The operators of cable television stations should exclude from their programming channels considered to be “national” that do not comply with the law, which obligates them, among other things, to yield to the presidential networks, Conatel chief and Public Works Minister Diosdado Cabello said.
Cabello, who did not mention RCTVI, told reporters that “nobody is being closed.”

RCTV Internacional is one of the 24 cable networks that the Chavez administration on Thursday classified as national, thus obligating them to adjust their programming to prevailing legal norms that apply to open broadcasting television networks.
The legalities do not affect international channels that are among the group of broadcasters whose programming cable operators offer to their subscribers.
Venezuelan law establishes that a channel will be considered “international” if 30 percent of its programming is of foreign origin and “national” if the percentage of its programming produced in Venezuela exceeds 70 percent.
Representative Eliot Engel, Chairman of the House of Representatives Subcommittee on the Western Hemisphere, today joined the Inter-American Commission on Human Rights's (IACHR) Commissioner for Venezuelan Affairs, Paulo Sérgio Pinheiro, and Special Rapporteur for Freedom of Expression, Catalina Botero, in emphatically rejecting the closing of cable television channels in Venezuela and demanding that freedom of expression and due process be reestablished.

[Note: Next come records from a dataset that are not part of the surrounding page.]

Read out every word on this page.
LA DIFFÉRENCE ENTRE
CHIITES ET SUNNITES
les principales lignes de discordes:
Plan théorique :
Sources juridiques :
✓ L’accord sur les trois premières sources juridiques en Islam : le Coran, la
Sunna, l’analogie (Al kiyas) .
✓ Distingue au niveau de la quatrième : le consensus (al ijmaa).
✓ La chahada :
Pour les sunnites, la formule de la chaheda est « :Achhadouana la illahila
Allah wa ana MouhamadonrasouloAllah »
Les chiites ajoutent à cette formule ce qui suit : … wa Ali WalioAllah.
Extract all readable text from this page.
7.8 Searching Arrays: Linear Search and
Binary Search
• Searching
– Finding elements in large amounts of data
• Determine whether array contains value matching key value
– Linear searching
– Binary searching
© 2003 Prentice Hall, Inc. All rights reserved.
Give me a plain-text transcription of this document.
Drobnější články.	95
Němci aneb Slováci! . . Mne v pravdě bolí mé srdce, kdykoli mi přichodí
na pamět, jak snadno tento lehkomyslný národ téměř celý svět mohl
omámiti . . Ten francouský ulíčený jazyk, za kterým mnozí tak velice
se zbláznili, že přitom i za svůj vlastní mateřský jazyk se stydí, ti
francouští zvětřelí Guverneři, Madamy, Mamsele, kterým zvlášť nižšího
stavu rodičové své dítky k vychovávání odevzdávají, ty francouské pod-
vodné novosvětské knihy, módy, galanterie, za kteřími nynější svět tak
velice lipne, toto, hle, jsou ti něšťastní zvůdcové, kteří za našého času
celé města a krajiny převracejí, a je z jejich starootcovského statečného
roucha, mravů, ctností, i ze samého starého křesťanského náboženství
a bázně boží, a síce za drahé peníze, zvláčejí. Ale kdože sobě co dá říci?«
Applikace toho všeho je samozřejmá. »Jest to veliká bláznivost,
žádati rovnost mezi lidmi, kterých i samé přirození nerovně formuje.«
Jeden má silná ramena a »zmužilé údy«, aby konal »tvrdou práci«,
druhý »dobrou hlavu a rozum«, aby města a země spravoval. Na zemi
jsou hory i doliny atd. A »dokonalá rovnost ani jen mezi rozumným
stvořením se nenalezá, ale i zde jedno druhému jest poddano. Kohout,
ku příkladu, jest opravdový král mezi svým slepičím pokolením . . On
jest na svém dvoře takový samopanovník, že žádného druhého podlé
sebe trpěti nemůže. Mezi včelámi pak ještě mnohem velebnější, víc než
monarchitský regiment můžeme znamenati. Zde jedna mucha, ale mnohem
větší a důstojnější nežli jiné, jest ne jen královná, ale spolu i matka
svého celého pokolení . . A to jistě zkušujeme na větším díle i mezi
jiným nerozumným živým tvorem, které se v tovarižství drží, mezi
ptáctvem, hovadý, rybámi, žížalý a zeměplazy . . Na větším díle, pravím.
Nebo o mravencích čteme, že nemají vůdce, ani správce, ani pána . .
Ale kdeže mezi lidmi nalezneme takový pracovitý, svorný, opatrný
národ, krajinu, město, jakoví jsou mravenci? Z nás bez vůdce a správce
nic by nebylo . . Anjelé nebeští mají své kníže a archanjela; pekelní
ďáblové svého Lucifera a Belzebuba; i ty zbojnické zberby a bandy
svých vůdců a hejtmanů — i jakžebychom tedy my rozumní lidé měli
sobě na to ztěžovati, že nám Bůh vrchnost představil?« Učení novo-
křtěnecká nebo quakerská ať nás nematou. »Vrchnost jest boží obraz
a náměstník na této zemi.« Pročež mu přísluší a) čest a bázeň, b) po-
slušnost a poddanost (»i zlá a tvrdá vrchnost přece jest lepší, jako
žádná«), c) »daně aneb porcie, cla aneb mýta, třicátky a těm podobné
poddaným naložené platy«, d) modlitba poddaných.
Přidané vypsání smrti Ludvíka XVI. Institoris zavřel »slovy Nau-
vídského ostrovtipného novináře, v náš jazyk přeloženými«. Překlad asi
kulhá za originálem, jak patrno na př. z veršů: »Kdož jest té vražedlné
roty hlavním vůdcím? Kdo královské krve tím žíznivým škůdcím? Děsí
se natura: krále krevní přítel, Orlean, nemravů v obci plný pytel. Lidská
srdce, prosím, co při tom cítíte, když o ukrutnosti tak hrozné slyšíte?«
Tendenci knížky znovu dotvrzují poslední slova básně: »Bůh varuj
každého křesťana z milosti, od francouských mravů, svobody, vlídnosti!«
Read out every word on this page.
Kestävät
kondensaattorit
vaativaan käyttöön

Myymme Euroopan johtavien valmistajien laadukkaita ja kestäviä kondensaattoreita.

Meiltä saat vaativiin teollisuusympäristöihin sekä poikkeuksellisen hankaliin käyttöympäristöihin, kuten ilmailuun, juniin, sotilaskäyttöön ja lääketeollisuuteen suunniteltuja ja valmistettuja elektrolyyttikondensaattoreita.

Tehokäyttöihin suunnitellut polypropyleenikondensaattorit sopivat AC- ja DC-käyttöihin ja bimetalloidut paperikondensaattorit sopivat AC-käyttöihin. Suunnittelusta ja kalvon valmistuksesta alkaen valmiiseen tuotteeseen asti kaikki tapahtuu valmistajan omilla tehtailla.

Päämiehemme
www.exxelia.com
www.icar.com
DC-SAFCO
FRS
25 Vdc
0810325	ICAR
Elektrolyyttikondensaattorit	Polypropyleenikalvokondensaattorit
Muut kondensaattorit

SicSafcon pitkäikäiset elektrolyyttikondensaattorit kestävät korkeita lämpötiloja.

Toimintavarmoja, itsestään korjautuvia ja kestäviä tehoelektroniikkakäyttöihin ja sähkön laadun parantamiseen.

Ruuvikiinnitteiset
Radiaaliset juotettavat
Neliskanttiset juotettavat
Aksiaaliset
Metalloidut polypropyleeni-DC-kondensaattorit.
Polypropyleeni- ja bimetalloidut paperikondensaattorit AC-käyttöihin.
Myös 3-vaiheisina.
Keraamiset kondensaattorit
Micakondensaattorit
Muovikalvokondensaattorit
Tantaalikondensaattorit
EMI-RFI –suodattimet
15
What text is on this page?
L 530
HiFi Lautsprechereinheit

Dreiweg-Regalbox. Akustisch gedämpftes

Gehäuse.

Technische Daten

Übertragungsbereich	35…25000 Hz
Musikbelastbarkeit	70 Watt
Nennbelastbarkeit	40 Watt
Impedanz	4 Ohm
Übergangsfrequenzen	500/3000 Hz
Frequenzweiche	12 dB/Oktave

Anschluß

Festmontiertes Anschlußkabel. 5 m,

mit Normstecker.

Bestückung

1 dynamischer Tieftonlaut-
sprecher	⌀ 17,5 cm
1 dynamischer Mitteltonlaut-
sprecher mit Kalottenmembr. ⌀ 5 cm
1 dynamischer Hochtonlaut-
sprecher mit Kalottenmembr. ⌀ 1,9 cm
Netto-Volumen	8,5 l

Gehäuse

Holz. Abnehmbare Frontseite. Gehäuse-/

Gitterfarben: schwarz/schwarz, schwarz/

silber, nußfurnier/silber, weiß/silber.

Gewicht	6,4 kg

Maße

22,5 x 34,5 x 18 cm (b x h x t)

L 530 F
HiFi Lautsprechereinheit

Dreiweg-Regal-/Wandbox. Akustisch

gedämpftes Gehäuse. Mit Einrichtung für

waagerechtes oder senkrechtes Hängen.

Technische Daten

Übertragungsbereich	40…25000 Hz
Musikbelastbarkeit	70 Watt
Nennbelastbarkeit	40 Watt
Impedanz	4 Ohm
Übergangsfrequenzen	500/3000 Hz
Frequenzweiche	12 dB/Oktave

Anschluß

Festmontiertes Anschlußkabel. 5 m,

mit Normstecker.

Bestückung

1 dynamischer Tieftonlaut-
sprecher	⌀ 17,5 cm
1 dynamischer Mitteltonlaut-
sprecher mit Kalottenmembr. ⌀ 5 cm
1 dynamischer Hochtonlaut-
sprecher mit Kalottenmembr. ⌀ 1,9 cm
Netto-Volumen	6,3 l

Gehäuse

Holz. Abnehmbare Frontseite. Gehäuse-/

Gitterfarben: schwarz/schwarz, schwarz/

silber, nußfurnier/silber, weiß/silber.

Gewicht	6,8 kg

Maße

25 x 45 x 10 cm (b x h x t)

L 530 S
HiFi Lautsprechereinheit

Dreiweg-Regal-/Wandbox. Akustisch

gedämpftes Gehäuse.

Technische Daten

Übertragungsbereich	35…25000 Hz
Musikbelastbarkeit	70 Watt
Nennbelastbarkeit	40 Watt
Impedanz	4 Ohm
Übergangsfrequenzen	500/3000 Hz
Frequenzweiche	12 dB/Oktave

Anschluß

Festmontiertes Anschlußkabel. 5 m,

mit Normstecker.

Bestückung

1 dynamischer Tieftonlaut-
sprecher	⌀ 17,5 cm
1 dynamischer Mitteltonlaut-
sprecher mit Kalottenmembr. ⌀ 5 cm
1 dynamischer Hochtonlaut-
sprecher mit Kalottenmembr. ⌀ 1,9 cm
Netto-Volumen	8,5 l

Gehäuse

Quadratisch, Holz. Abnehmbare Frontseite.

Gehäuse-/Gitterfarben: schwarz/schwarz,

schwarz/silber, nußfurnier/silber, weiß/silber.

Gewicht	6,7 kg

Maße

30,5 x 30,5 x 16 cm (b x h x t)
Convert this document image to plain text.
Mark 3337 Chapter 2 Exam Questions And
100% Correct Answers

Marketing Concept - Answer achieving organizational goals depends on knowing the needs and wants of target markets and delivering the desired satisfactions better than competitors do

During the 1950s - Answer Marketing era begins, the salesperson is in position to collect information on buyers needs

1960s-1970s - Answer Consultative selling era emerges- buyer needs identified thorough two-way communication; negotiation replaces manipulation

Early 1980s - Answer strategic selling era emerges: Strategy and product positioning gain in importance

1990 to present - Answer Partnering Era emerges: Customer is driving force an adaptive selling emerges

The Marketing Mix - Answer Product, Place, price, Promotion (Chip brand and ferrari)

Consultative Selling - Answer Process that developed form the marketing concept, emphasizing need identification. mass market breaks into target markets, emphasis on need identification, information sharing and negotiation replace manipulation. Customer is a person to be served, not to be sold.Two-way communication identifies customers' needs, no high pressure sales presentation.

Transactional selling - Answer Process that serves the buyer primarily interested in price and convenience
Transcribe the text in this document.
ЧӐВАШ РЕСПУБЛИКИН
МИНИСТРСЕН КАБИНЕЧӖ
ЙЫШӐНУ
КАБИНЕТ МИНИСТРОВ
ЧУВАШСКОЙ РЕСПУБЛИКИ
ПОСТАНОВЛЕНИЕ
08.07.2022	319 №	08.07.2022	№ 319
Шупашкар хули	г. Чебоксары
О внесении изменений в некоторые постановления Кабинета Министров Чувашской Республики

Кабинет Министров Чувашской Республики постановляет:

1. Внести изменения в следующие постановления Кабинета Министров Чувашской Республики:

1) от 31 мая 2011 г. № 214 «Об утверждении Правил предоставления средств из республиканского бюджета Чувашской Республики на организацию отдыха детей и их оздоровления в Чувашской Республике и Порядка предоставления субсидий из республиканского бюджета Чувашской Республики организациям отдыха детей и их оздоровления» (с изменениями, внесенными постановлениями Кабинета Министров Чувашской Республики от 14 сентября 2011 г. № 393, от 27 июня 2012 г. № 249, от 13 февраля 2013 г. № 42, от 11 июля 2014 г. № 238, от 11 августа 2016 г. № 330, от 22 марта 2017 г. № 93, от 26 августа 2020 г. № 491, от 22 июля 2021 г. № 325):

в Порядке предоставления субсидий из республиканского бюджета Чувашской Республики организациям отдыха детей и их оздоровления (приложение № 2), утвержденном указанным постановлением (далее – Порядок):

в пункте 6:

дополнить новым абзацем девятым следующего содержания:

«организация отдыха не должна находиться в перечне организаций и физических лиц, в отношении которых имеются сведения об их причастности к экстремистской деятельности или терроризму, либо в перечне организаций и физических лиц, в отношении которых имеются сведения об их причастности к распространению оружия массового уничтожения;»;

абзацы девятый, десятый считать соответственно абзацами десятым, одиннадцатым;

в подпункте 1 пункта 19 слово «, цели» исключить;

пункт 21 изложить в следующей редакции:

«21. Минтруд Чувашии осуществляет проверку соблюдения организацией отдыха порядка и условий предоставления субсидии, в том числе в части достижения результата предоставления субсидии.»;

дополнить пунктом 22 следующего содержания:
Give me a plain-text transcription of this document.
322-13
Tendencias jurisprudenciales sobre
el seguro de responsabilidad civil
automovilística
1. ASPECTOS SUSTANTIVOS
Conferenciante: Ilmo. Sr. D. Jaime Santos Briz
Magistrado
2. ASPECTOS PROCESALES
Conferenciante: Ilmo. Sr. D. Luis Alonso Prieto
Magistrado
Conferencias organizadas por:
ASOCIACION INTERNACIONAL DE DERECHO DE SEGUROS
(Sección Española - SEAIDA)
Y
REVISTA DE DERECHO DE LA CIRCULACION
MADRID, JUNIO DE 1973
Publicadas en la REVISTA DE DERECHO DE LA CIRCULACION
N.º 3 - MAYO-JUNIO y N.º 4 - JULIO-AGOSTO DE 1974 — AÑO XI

"The closing of RCTV and several other cable television channels is just another way that President Chavez is seeking to control the media in Venezuela. I stand with Paulo Sérgio Pinheiro, the Inter-American Commission on Human Rights's (IACHR) Commissioner for Venezuelan Affairs, and Catalina Botero, the OAS Special Rapporteur for Freedom of Expression, in demanding that freedom of expression in Venezuela be restored.”